Karen desperately justifies Steve’s actions as she packs and dresses quickly to leave with him, hoping to save him from any legal consequences. Of course, the audience saw how Steve preyed on Jean, and there is no question of his guilt and responsibility. Karen has found a man who she is proud to be with, and she is willing to minimize and suppress any event that says otherwise. The quickness with which she decides to pretend that infidelity and pedophilia didn’t happen implies that Karen would rather live in denial than face the truth.
“I’ve forgotten what I look like.”
Barbara says this when she pulls away from kissing Sheriff Gilbeau. Earlier in the play, Barbara tells Jean a sweet story about how she and Gilbeau spent their prom night together, making the most of a terrible situation and spending the night drinking beer and kissing. For a moment, kissing him again brings her back to that moment, when she was young and beautiful and had her whole life in front of her. Although Gilbeau obviously finds her attractive as she is, Barbara is taken aback when she remembers that she is 46 and no longer that teenage girl.
“Are we breaking shit? (Barbara takes a vase from the sideboard, smashes it.) ’Cause I can break shit—(Violet throws her plate, smashes it.) See, we can all break shit.”

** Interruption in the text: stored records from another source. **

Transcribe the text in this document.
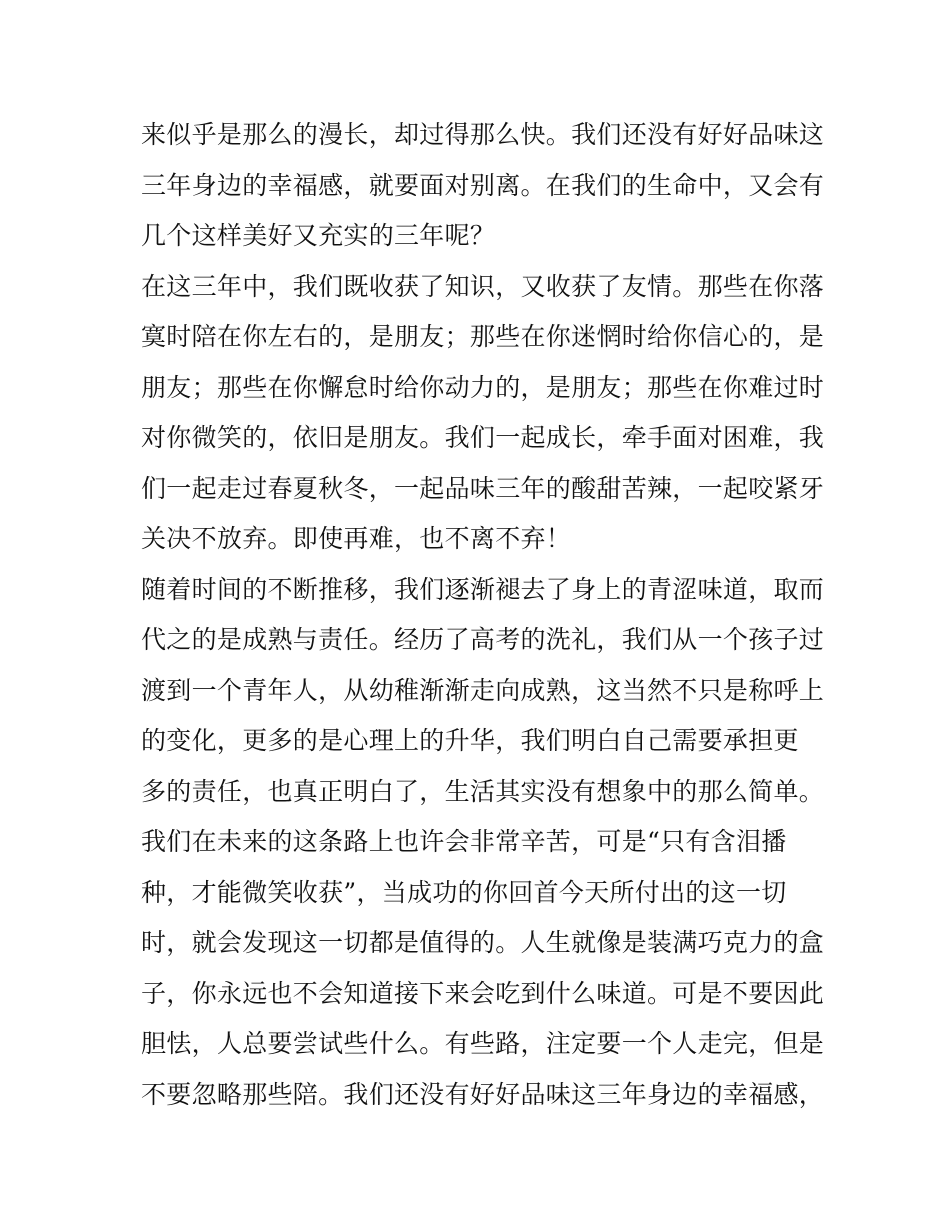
来似乎是那么的漫长，却过得那么快。我们还没有好好品味这
三年身边的幸福感，就要面对别离。在我们的生命中，又会有
几个这样美好又充实的三年呢？
在这三年中，我们既收获了知识，又收获了友情。那些在你落
寞时陪在你左右的，是朋友；那些在你迷惘时给你信心的，是
朋友；那些在你懈怠时给你动力的，是朋友；那些在你难过时
对你微笑的，依旧是朋友。我们一起成长，牵手面对困难，我
们一起走过春夏秋冬，一起品味三年的酸甜苦辣，一起咬紧牙
关决不放弃。即使再难，也不离不弃！
随着时间的不断推移，我们逐渐褪去了身上的青涩味道，取而
代之的是成熟与责任。经历了高考的洗礼，我们从一个孩子过
渡到一个青年人，从幼稚渐渐走向成熟，这当然不只是称呼上
的变化，更多的是心理上的升华，我们明白自己需要承担更
多的责任，也真正明白了，生活其实没有想象中的那么简单。
我们在未来的这条路上也许会非常辛苦，可是“只有含泪播
种，才能微笑收获”，当成功的你回首今天所付出的这一切
时，就会发现这一切都是值得的。人生就像是装满巧克力的盒
子，你永远也不会知道接下来会吃到什么味道。可是不要因此
胆怯，人总要尝试些什么。有些路，注定要一个人走完，但是
不要忽略那些陪。我们还没有好好品味这三年身边的幸福感，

Barbara is simultaneously expressing her breakdown and trying to stop Ivy from telling Violet that she is romantically involved with Little Charles. Barbara has sunken into a routine in which she is becoming like her mother, perhaps because they’ve both lost husbands and had their daughters leave them. They are breaking things because they have no more coping mechanisms left but violence.
“BARBARA. It’s the pills talking.
VIOLET. Pills can’t talk.”
Violet has just casually dropped the revelation that Little Charles is Beverly’s son to Ivy and Barbara. Barbara is still trying desperately to protect Ivy from this information. Violet’s response suggests that it is not the pills that make her cruel, outspoken, and tactless; she is like that anyway. The pills only lower her inhibitions. Every cruel thing she has said while high is what she believes to be true.

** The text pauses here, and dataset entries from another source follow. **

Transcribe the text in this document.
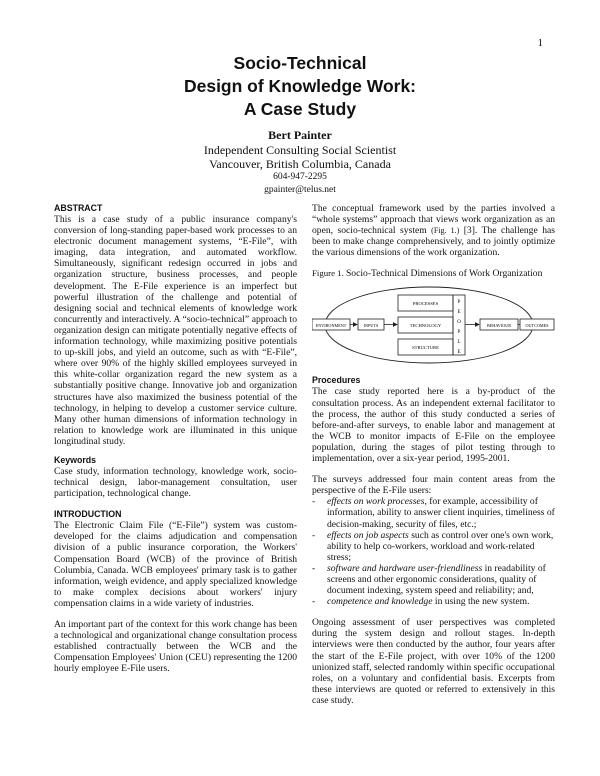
1
Socio-Technical
Design of Knowledge Work:
A Case Study
Bert Painter
Independent Consulting Social Scientist
Vancouver, British Columbia, Canada
604-947-2295
gpainter@telus.net
ABSTRACT

This is a case study of a public insurance company's conversion of long-standing paper-based work processes to an electronic document management systems, “E-File”, with imaging, data integration, and automated workflow. Simultaneously, significant redesign occurred in jobs and organization structure, business processes, and people development. The E-File experience is an imperfect but powerful illustration of the challenge and potential of designing social and technical elements of knowledge work concurrently and interactively. A “socio-technical” approach to organization design can mitigate potentially negative effects of information technology, while maximizing positive potentials to up-skill jobs, and yield an outcome, such as with “E-File”, where over 90% of the highly skilled employees surveyed in this white-collar organization regard the new system as a substantially positive change. Innovative job and organization structures have also maximized the business potential of the technology, in helping to develop a customer service culture. Many other human dimensions of information technology in relation to knowledge work are illuminated in this unique longitudinal study.

Keywords

Case study, information technology, knowledge work, socio-technical design, labor-management consultation, user participation, technological change.

INTRODUCTION

The Electronic Claim File (“E-File”) system was custom-developed for the claims adjudication and compensation division of a public insurance corporation, the Workers' Compensation Board (WCB) of the province of British Columbia, Canada. WCB employees' primary task is to gather information, weigh evidence, and apply specialized knowledge to make complex decisions about workers' injury compensation claims in a wide variety of industries.

An important part of the context for this work change has been a technological and organizational change consultation process established contractually between the WCB and the Compensation Employees' Union (CEU) representing the 1200 hourly employee E-File users.

The conceptual framework used by the parties involved a “whole systems” approach that views work organization as an open, socio-technical system (Fig. 1.) [3]. The challenge has been to make change comprehensively, and to jointly optimize the various dimensions of the work organization.

Figure 1. Socio-Technical Dimensions of Work Organization

ENVIRONMENT	INPUTS
PROCESSES
TECHNOLOGY
STRUCTURE
P
E
O
P
L
E
BEHAVIOUR	OUTCOMES
Procedures

The case study reported here is a by-product of the consultation process. As an independent external facilitator to the process, the author of this study conducted a series of before-and-after surveys, to enable labor and management at the WCB to monitor impacts of E-File on the employee population, during the stages of pilot testing through to implementation, over a six-year period, 1995-2001.

The surveys addressed four main content areas from the perspective of the E-File users:

- effects on work processes, for example, accessibility of information, ability to answer client inquiries, timeliness of decision-making, security of files, etc.;
- effects on job aspects such as control over one's own work, ability to help co-workers, workload and work-related stress;
- software and hardware user-friendliness in readability of screens and other ergonomic considerations, quality of document indexing, system speed and reliability; and,
- competence and knowledge in using the new system.

Ongoing assessment of user perspectives was completed during the system design and rollout stages. In-depth interviews were then conducted by the author, four years after the start of the E-File project, with over 10% of the 1200 unionized staff, selected randomly within specific occupational roles, on a voluntary and confidential basis. Excerpts from these interviews are quoted or referred to extensively in this case study.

“He did this, though; this was his doing, not ours. Can you imagine anything more cruel, to make me responsible? And why, just to weaken me, just to make me prove my character? So no, I waited so I could get my hands on that safety deposit box, but I would have waited anyway. You want to show who’s stronger, Bev? Nobody is stronger than me, goddamn it.”
Violet’s understanding of Beverly’s actions, in which she believes that he killed himself to spite her and left the note as a power play to make her beg him to come home, doesn’t quite jive with the quiet desperation that Beverly showed in the Prologue. Violet turns every relationship into a competition to show her own strength, even as she drives her family away.